Last summer, more than 4,000 people showed up at Takoma Park Junior High School for Sisterfire, an all-day outdoor concert featuring well-known performers (Holly Near, Cris Williamson, Sweet Honey in the Rock) and others up to then not-well-known (Women of the Calabash, the Harp Band).
Among those attending was filmmaker Victoria Eves, who works for Storer Cable of Prince George's Inc., a local cable franchise of the Storer Communications network. Working within the limitations of a single camera and a very small crew, Eves shot the entire affair, including interviews with the performers. Storer has run two programs, a 30-minute version featuring performance and talk, and an hour-long concert film.
Tomorrow night at 11 p.m. on Channel 26, WETA will broadcast the concert film as a second Sisterfire festival is readied for Saturday. Performers this year include Meg Christian, Teresa Trull and Elizabeth Cotton. Sweet Honey in the Rock and Women of the Calabash will make return appearances and Eves once again will have a camera trained on stage.
"For the half-hour documentary, I interviewed individual performers about their personal and spiritual evolvement and how they were going through that process with their music, what drove them to perform and, particularly, to write music," Eves says. That program was part of an ongoing series Eves has been doing for Storer titled "The Question of Balance," which she describes as being about "people on personal paths who are doing something to bring a feeling of integration and harmony into their lives and/or environment."
"But the music at Sisterfire was so wonderful, too, that I wanted to do an hour-long show of that, just wall-to-wall music," Eves says.

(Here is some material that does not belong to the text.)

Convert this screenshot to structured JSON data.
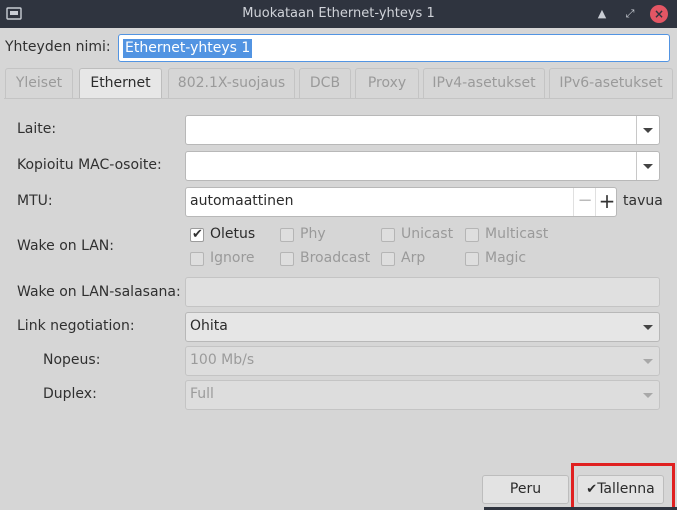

Working with a single camera mounted to the side of the stage didn't allow much cinematographic leeway, so there is a slightly static feel to the film.
But "Sisterfire" has a number of delightful segments: the Women of the Calabash, whose rhythmic suppleness and grace on African instruments is illuminating; Ratumba Con Pie, an exuberant trio of Afro-Caribbean dancers who mix sensuality with playfulness; Susan Freundlich, who signs for the deaf, dancing all her lines full-bodied and warmly eloquent; and Holly Near and Ronnie Gilbert of the Weavers, working together and presaging the major tour that took them cross-country last winter.
There are many shots indicating the celebratory spirit of the day: women (and some men) dancing to the salsa rhythms of the Harp Band; the smiles of a community aware that, in Near's words, "we're not the first and we're not the last to sing of freedom"; listeners energetically singing and signing along to many of the songs. "A lot of women in the community have been learning sign language," says Eves, "and they were invited to emulate the signing. A lot of them did."
Eves is both an independent producer and a full-time employe of Storer Cable.
"I produce for them constantly, but I also have individual projects that I work on by myself or in collaboration with others," she says. As an outgrowth of her two Storer programs, she originally had been asked to produce a number of spots to help promote Saturday's event, but when WETA looked at her footage, it decided to run the concert film in its entirety.
Also in the works for Eves: involvement with a new national cable group called "The World Good News Network." "It's not good news in the religious sense," she says. "It's basically being started by some people at the World Future Society and we're talking about doing mobile broadcasts on subject matter related to new age, holistic kinds of topics." The first program will focus on the 20th anniversary celebration of the 1963 civil rights march on Washington and Martin Luther King Jr.'s "I have a dream" speech.